Au-delà des volets en tuile, la brousse de l'olivier frémit, se mélange et se ploie dans la brise, dardant là-haut la tendresse de ses ultimes pousses ; écran ajouré pour la haute tranche de ciel changeant, nuées blanches, plombées, bleutées, irisées de lumière par un soleil que masque opportunément le vantail. Etendu sur le lit, je contemple cette féerie silencieuse au charme sans cesse renouvelé ; je suis tout yeux ; bonheur simple.

Il y a trente ans, ma femme et moi avons donné de l'argent pour faire construire cette maison aux volets de bois.  Il y a trente ans, cette perspective particulière sur le vaste monde n'existait pas : une tranche verticale de monde au-delà des volets presque clos ; le monde barré de l'espagnolette noire, le monde soudain rayé du vol à tire-d'ailes de deux oiseaux au-dessus des rameaux dans le ciel. Il n'est pas de paysage sans un cadre et un format.

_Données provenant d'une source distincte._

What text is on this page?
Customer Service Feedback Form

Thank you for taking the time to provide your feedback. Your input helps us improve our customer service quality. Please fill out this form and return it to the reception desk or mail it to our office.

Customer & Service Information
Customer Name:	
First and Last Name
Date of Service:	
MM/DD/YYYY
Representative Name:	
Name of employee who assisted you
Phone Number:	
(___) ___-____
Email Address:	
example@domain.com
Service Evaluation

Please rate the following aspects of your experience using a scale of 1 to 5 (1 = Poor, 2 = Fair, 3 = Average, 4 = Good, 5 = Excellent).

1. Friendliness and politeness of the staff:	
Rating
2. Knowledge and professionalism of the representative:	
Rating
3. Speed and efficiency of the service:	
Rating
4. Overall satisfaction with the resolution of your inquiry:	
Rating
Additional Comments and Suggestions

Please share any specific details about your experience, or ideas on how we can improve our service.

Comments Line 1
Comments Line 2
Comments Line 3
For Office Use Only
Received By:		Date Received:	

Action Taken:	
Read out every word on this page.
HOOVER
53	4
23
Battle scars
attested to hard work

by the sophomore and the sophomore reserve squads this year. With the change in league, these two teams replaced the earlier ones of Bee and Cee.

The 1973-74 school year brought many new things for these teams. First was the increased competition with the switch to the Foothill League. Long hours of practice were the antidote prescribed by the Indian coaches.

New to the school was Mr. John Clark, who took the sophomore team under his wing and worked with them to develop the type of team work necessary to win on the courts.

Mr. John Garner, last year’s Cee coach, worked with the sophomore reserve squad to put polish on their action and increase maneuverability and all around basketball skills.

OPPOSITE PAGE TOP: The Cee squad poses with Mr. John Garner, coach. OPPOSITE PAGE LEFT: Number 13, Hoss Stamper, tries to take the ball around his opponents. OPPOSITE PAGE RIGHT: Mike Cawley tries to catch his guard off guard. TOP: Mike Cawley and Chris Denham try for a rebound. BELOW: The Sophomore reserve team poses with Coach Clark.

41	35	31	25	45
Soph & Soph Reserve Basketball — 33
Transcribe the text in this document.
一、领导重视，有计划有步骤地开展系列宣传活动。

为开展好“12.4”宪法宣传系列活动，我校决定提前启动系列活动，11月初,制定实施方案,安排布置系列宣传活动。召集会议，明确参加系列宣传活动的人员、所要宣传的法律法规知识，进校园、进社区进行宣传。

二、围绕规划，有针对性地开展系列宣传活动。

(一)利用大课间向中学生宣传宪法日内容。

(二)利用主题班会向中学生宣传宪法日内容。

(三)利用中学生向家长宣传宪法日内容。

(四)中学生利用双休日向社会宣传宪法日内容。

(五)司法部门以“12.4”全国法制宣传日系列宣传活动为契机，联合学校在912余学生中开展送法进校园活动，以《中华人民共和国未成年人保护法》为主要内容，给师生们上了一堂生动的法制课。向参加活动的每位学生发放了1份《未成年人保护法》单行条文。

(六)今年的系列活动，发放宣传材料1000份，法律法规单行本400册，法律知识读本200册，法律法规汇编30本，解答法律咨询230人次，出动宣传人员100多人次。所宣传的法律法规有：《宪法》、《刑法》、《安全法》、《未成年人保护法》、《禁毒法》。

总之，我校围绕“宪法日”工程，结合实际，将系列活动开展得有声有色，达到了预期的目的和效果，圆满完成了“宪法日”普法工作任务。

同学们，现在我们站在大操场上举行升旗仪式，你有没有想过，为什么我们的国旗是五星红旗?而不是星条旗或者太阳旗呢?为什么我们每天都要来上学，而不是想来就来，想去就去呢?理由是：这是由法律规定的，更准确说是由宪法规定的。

Mon regard attentif organise en éphémère série d'esquisses ce qui pourrait inspirer un peintre. Je bois la paix du monde par les yeux.


L'Ecclésiaste dit :


Buée de buées a dit le Sage buée de buées tout est buée.
On n'a pas souvenir des premiers hommes
Et non plus ceux d'après qui  viendront
on n'en aura pas souvenir chez ceux qui viendront après.
J'ai vu toutes les oeuvres qui se sont faites sous le soleil
Et tenez tout est buée et pâture de vent (1).


Buées que ces nuages glissant. 
Graciles ramures pâture de vent.


Oui mais c'est notre éphémère richesse, notre ineffable bonheur, à nous autres humains, passants émerveillés. 


(1)  -  Traduction d'Henri Meschonnic.



Ces rameaux d'olivier de Pontevès n'ont point été saisis à l'orée de l'automne...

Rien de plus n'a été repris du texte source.